The SO is one of the original members of the OBO Library, a collection of orthogonal, interoperable ontologies developed according to a shared set of principles. These later evolved into the OBO Foundry principles [12
] which include a common syntax, a data-versioning system, collaborative development, and adherence to the same set of defined relationships [13
]. The OBO Foundry ontology developers attempt to accurately represent biological reality. Membership in the OBO Foundry represents a commitment to adhere to common ontology design principles and agree to reform where necessary. The OBO Foundry spans the biomedical domain in steps of granularity from the molecule to the organism, and also extends into the realm of experimental measurements, instrumentation and protocol. The OBO Foundry also partitions ontologies according to their relationship to time. Continuants endure through time, whereas occurrents, which include processes, unfold through time in stages. Anatomical entities such as cells and organs are continuants, as are molecules.

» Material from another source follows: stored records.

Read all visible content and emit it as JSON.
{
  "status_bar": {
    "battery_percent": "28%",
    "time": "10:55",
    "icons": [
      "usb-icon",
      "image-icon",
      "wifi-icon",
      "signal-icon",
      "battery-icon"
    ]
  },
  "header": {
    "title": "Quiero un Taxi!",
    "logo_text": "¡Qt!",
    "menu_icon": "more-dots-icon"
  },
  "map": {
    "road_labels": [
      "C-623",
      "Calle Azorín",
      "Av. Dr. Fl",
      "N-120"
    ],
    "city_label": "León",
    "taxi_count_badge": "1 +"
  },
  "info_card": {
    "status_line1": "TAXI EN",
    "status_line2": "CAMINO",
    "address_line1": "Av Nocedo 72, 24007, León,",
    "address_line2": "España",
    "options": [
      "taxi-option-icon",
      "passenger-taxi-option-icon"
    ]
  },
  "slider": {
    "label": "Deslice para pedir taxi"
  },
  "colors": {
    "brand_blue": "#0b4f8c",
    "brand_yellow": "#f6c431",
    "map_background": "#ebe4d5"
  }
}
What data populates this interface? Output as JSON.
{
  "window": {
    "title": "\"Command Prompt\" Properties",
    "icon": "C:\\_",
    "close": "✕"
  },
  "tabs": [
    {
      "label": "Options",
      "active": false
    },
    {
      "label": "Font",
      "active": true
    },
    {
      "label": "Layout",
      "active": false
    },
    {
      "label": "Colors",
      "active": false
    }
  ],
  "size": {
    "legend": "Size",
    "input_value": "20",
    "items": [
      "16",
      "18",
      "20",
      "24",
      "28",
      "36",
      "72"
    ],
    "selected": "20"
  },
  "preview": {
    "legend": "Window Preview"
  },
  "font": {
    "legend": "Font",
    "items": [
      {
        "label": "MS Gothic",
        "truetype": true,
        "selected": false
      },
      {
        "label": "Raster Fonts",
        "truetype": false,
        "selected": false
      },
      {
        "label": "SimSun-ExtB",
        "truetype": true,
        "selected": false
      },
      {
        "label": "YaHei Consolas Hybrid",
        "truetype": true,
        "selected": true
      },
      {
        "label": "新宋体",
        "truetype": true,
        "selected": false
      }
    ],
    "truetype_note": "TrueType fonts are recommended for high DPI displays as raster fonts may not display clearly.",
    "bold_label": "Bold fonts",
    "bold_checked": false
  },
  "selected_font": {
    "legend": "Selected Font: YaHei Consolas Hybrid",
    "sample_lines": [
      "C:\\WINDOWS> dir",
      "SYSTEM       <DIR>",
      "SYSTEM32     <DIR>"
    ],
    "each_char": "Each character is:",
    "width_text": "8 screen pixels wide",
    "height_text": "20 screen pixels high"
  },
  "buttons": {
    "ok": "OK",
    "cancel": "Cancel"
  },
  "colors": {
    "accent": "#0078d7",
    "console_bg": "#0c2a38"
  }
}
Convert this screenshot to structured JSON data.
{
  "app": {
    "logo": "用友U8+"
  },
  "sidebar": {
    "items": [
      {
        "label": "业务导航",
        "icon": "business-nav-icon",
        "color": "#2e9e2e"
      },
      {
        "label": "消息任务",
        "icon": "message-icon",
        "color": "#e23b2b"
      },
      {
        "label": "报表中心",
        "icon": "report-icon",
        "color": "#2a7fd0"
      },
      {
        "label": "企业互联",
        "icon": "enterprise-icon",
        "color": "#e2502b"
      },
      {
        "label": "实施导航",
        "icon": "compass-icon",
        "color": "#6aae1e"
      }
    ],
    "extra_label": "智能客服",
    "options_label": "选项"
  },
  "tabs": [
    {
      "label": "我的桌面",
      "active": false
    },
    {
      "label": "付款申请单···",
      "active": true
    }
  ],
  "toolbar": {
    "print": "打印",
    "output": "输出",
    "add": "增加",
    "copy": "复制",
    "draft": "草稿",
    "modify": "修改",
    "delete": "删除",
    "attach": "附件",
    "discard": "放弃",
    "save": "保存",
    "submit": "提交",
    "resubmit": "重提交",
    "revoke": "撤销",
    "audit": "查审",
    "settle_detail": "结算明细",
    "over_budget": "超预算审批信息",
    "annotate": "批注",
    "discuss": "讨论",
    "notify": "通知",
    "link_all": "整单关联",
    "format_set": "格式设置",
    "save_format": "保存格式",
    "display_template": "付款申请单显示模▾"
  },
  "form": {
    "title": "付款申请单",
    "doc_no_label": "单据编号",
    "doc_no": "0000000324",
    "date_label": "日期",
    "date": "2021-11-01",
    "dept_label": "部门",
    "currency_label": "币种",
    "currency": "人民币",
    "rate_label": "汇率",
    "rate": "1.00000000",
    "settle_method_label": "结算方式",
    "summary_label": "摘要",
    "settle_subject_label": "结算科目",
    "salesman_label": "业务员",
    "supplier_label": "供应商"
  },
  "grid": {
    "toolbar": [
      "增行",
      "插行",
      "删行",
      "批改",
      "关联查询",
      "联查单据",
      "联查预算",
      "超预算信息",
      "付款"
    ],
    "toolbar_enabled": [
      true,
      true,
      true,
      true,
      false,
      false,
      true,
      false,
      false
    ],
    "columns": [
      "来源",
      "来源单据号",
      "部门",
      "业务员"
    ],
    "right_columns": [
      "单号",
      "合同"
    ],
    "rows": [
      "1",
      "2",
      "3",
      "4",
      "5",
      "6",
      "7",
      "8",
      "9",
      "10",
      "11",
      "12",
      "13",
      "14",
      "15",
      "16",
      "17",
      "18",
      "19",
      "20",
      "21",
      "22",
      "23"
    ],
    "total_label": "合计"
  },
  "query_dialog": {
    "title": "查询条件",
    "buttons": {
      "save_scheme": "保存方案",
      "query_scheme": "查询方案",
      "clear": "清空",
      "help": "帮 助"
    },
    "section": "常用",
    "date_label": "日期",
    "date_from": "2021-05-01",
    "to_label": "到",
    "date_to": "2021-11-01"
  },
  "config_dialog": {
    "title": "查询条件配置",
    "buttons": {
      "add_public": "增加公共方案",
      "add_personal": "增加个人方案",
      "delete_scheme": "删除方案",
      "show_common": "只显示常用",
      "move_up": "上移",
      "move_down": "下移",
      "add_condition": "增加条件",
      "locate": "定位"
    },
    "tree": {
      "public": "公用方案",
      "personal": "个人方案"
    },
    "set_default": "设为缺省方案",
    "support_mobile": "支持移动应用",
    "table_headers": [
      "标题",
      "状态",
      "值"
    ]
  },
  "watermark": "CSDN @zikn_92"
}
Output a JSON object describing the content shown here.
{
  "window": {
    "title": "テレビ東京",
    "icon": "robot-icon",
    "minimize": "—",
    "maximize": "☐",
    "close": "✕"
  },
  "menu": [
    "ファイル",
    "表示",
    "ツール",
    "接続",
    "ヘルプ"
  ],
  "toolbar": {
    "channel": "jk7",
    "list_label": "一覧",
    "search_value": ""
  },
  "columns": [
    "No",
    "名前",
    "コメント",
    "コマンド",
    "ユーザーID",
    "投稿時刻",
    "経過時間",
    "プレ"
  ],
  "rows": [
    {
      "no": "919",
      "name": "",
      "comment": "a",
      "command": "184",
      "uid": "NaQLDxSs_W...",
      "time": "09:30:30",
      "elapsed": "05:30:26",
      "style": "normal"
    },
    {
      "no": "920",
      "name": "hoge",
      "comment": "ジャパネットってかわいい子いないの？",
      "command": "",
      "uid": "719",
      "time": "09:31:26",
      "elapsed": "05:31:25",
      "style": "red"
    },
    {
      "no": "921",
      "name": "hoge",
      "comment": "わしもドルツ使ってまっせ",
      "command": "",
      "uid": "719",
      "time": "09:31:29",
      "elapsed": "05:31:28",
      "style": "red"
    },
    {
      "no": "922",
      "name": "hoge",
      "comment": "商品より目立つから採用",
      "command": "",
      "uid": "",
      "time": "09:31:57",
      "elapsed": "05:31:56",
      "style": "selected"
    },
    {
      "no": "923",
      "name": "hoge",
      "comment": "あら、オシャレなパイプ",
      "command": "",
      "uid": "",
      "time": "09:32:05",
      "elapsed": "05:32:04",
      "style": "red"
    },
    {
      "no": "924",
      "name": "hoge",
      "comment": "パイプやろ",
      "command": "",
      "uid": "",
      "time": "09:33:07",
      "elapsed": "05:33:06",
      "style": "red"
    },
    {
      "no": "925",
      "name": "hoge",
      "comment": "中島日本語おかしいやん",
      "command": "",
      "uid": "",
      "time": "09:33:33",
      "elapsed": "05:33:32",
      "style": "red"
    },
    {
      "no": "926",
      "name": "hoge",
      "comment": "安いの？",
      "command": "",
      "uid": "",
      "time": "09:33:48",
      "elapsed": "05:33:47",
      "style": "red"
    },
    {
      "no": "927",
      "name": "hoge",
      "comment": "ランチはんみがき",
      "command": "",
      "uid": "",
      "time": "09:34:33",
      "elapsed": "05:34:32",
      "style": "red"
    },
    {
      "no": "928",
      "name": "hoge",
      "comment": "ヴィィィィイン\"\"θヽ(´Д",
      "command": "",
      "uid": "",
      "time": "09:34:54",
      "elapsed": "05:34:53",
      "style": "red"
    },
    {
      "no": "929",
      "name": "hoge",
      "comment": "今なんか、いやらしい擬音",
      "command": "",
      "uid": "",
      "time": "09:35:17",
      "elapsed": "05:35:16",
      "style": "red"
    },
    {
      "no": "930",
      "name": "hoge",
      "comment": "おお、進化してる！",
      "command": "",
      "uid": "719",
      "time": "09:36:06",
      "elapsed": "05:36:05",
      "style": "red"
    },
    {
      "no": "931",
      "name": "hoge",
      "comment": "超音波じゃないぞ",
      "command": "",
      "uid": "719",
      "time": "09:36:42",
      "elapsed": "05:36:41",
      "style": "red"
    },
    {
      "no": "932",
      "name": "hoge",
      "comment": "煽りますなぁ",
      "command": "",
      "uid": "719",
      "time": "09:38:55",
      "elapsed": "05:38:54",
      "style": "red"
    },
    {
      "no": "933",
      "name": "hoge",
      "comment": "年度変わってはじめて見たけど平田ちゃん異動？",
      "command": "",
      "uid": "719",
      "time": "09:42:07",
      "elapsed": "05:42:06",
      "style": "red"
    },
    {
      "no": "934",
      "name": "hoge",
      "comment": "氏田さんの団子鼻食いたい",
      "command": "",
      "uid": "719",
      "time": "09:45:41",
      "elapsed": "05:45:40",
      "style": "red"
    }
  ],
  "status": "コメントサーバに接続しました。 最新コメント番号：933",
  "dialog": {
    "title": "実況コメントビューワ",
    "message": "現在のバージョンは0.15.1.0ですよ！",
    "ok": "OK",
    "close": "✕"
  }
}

The SO is orthogonal to the neighbor ontologies within the OBO Foundry which represent molecular continuants. Chemical Entities of Biological Interest (ChEBI) is a dictionary of small molecules [14
]. The RNA Ontology [15
] represents the secondary and tertiary motifs of RNA as well as describing the interactions between bases for base pairing and stacking. The Protein Ontology (PRO) defines the forms of proteins and the evolutionary relationships between protein families [16
]. These ontologies are themselves orthogonal to ontologies of processes, such as the Biological Process (BP) and Molecular Function (MF) subsets of the Gene Ontology (GO) [17
]. The GO BP ontology represents processes of relevance to SO, such as transcription, gene expression and splicing.
In order to best divide work between curators of neighboring ontologies, and to ensure that SO can reuse material from these ontologies and vice versa, the ontologies must all adhere to the same principles. In this paper we will describe how we have been developing the Sequence Ontology in two respects, first to promote interoperability and second to provide a solid framework to describe how sequences change over the course of genomic and post-genomic processes. The rest of the paper is structured as follows: in Section 2 we describe the OBO Foundry standards we have been adopting. In Section 3 we describe new relations for post-genome topology and in Section 4 we describe the relation of SO to neighboring ontologies.